Today’s gospel focuses on identity when Jesus asks two big questions:  “Who do people say that I am?” “But who do you say that I am?” Chapter 8 marks the center of this Gospel so the questions Jesus asks are central to our faith. Jesus glosses over the question about what others think of him since he wants to know what the disciples think of him. Jesus then goes on to disclose how he thinks of himself:  “the Son of Man must undergo great suffering, and be rejected by the elders, the chief priests, and the scribes, and be killed, and after three days rise again.” Jesus is correcting Peter’s confession of his being the Messiah by drawing from the portrait from Isaiah and identifies himself as the Suffering Servant whom God will raise.

Jesus asks us the same question:  Who do you say that I am?

Perhaps some of us will answer with the words of the Creed which we will shortly profess. Each of us needs to answer this question about Jesus’ identity. Each of us needs to answer this question in words of our own, words which describe our relationship with Jesus, words which paint a picture of who Jesus is for us.

Alyce McKenzie, a bible scholar, tells us why we each need to identify who Jesus is for us since we have to answer this question:  Who are we becoming as we live into Jesus’ identity that resides within us? Who are we becoming as we live into Jesus’ identity that resides within us?  We need a clear answer to the question of who Jesus is because our identity is wrapped up in Jesus’ identity.

I would hope you will take Jesus’ expression of his identity into your answer, into the reality of who you are. Jesus defines himself as God’s beloved child. Jesus also defines himself as the suffering one whom God will raise. Part of your identity involves discovering yourself as God’s beloved child.  Part of your identity involves finding yourself in Jesus’ process of dying and rising.

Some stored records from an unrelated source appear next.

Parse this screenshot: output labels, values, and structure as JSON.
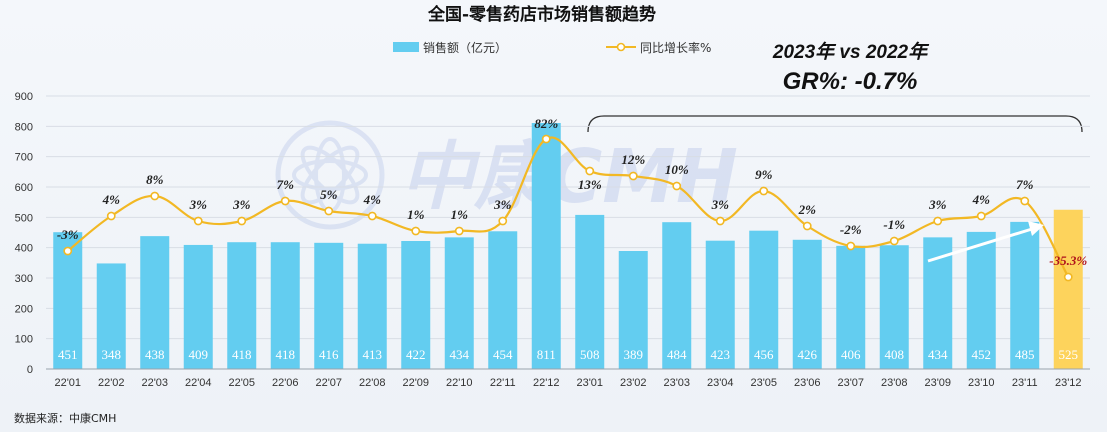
{
  "colors": {
    "bar": "#63cdf0",
    "bar_highlight": "#fdd35c",
    "line": "#f2b824",
    "point_fill": "#ffffff",
    "grid": "#d8dde5",
    "neg_strong": "#b0121b",
    "watermark": "#c9d3ee"
  },
  "watermark": {
    "text": "中康CMH",
    "icon": "flower-logo-icon"
  },
  "annotation": {
    "line1": "2023年 vs 2022年",
    "line2": "GR%: -0.7%",
    "arrow_icon": "upward-trend-arrow-icon"
  },
  "source": "数据来源：中康CMH",
  "chart_data": {
    "type": "bar",
    "title": "全国-零售药店市场销售额趋势",
    "categories": [
      "22'01",
      "22'02",
      "22'03",
      "22'04",
      "22'05",
      "22'06",
      "22'07",
      "22'08",
      "22'09",
      "22'10",
      "22'11",
      "22'12",
      "23'01",
      "23'02",
      "23'03",
      "23'04",
      "23'05",
      "23'06",
      "23'07",
      "23'08",
      "23'09",
      "23'10",
      "23'11",
      "23'12"
    ],
    "series": [
      {
        "name": "销售额（亿元）",
        "type": "bar",
        "values": [
          451,
          348,
          438,
          409,
          418,
          418,
          416,
          413,
          422,
          434,
          454,
          811,
          508,
          389,
          484,
          423,
          456,
          426,
          406,
          408,
          434,
          452,
          485,
          525
        ],
        "highlight_index": 23
      },
      {
        "name": "同比增长率%",
        "type": "line",
        "values": [
          -3,
          4,
          8,
          3,
          3,
          7,
          5,
          4,
          1,
          1,
          3,
          82,
          13,
          12,
          10,
          3,
          9,
          2,
          -2,
          -1,
          3,
          4,
          7,
          -35.3
        ],
        "labels": [
          "-3%",
          "4%",
          "8%",
          "3%",
          "3%",
          "7%",
          "5%",
          "4%",
          "1%",
          "1%",
          "3%",
          "82%",
          "13%",
          "12%",
          "10%",
          "3%",
          "9%",
          "2%",
          "-2%",
          "-1%",
          "3%",
          "4%",
          "7%",
          "-35.3%"
        ]
      }
    ],
    "yticks": [
      "0",
      "100",
      "200",
      "300",
      "400",
      "500",
      "600",
      "700",
      "800",
      "900"
    ],
    "ylim": [
      0,
      900
    ],
    "legend_position": "top-center",
    "grid": true
  }
}
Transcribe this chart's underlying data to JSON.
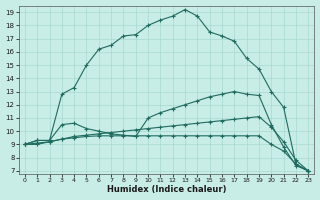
{
  "xlabel": "Humidex (Indice chaleur)",
  "xlim": [
    -0.5,
    23.5
  ],
  "ylim": [
    6.8,
    19.5
  ],
  "yticks": [
    7,
    8,
    9,
    10,
    11,
    12,
    13,
    14,
    15,
    16,
    17,
    18,
    19
  ],
  "xticks": [
    0,
    1,
    2,
    3,
    4,
    5,
    6,
    7,
    8,
    9,
    10,
    11,
    12,
    13,
    14,
    15,
    16,
    17,
    18,
    19,
    20,
    21,
    22,
    23
  ],
  "bg_color": "#c8ece6",
  "line_color": "#1e6b60",
  "grid_color": "#a8d8d0",
  "lines": [
    [
      9.0,
      9.3,
      9.3,
      12.8,
      13.3,
      15.0,
      16.2,
      16.5,
      17.2,
      17.3,
      18.0,
      18.4,
      18.7,
      19.2,
      18.7,
      17.5,
      17.2,
      16.8,
      15.5,
      14.7,
      13.0,
      11.8,
      7.5,
      7.0
    ],
    [
      9.0,
      9.3,
      9.3,
      10.5,
      10.6,
      10.2,
      10.0,
      9.8,
      9.7,
      9.6,
      11.0,
      11.4,
      11.7,
      12.0,
      12.3,
      12.6,
      12.8,
      13.0,
      12.8,
      12.7,
      10.5,
      8.8,
      7.4,
      7.0
    ],
    [
      9.0,
      9.1,
      9.2,
      9.4,
      9.6,
      9.7,
      9.8,
      9.9,
      10.0,
      10.1,
      10.2,
      10.3,
      10.4,
      10.5,
      10.6,
      10.7,
      10.8,
      10.9,
      11.0,
      11.1,
      10.3,
      9.2,
      7.8,
      7.0
    ],
    [
      9.0,
      9.0,
      9.2,
      9.4,
      9.5,
      9.6,
      9.65,
      9.65,
      9.65,
      9.65,
      9.65,
      9.65,
      9.65,
      9.65,
      9.65,
      9.65,
      9.65,
      9.65,
      9.65,
      9.65,
      9.0,
      8.5,
      7.5,
      7.0
    ]
  ]
}
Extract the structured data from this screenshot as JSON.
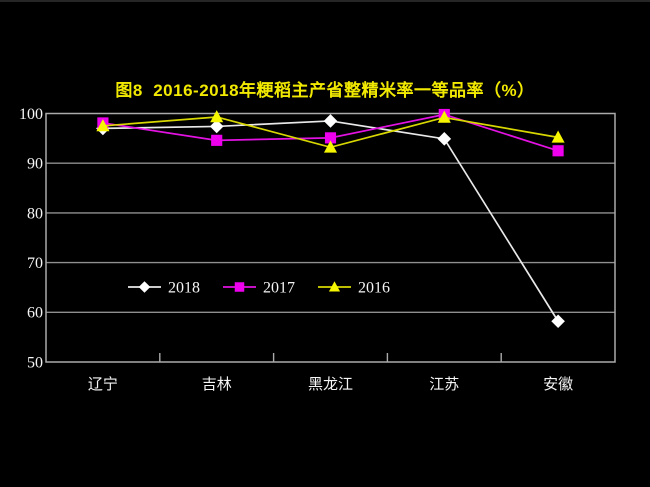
{
  "page": {
    "background": "#000000",
    "top_edge_color": "#262626"
  },
  "chart_data": {
    "type": "line",
    "title": "图8  2016-2018年粳稻主产省整精米率一等品率（%）",
    "title_color": "#f2e900",
    "categories": [
      "辽宁",
      "吉林",
      "黑龙江",
      "江苏",
      "安徽"
    ],
    "yticks": [
      100,
      90,
      80,
      70,
      60,
      50
    ],
    "ylim": [
      50,
      100
    ],
    "ylabel": "",
    "xlabel": "",
    "grid": true,
    "grid_color": "#8f8f8f",
    "border_color": "#aaaaaa",
    "axis_text_color": "#f5f5f5",
    "legend_position": "inside-lower-left",
    "series": [
      {
        "name": "2018",
        "color": "#e9e9e9",
        "marker_color": "#ffffff",
        "marker": "diamond",
        "values": [
          97.0,
          97.4,
          98.5,
          94.9,
          58.2
        ]
      },
      {
        "name": "2017",
        "color": "#e312e3",
        "marker_color": "#ee00ee",
        "marker": "square",
        "values": [
          98.1,
          94.6,
          95.1,
          99.8,
          92.5
        ]
      },
      {
        "name": "2016",
        "color": "#d8d800",
        "marker_color": "#f6f600",
        "marker": "triangle",
        "values": [
          97.5,
          99.3,
          93.2,
          99.2,
          95.2
        ]
      }
    ]
  }
}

Yesterday we remembered the 20th anniversary of September 11. What does it mean for us as Christians, persons who have a Jesus identity, to remember that day? What would Jesus have done? I think of a friend, Father Oscar Mockridge, a retired priest, who went to St. Paul’s Chapel and ministered to those working the pile. Yes, Fr. Oz paid a price, the emotional cost of being so close to such unimagine pain, the physical cost of developing cancer which cost him his life. Whom do you remember as showing the face of Jesus shining through the way they act in the world?

I wonder about the cost of forgiving those behind the violence, the relinquishment of the desire for vengeance, the forgiving Jesus taught us from the cross of those who know not what they do. A great deal needs to die within us to find ourselves on the other side of vengeance, the other side of forgiveness. Deep within our Jesus identity lies this capacity to discover every broader boundaries for forgiveness, for compassion, for healing.

By pointing to the cross and resurrection as keys to his identity, Jesus invites us to learn how to surrender something small that something bigger might be raised up. That something might not feel small when we have to let go of feelings of hurt, a sense of injustice, the loss of someone dear. What can you create in place of hurt, in place of injustice, in the presence of grief?

The gospel begins with a question Jesus asks us about how we identify Jesus. As we answer that question we discover who we are. We discover ourselves, our deepest self, our truest self, our self as we discover ourselves in Christ.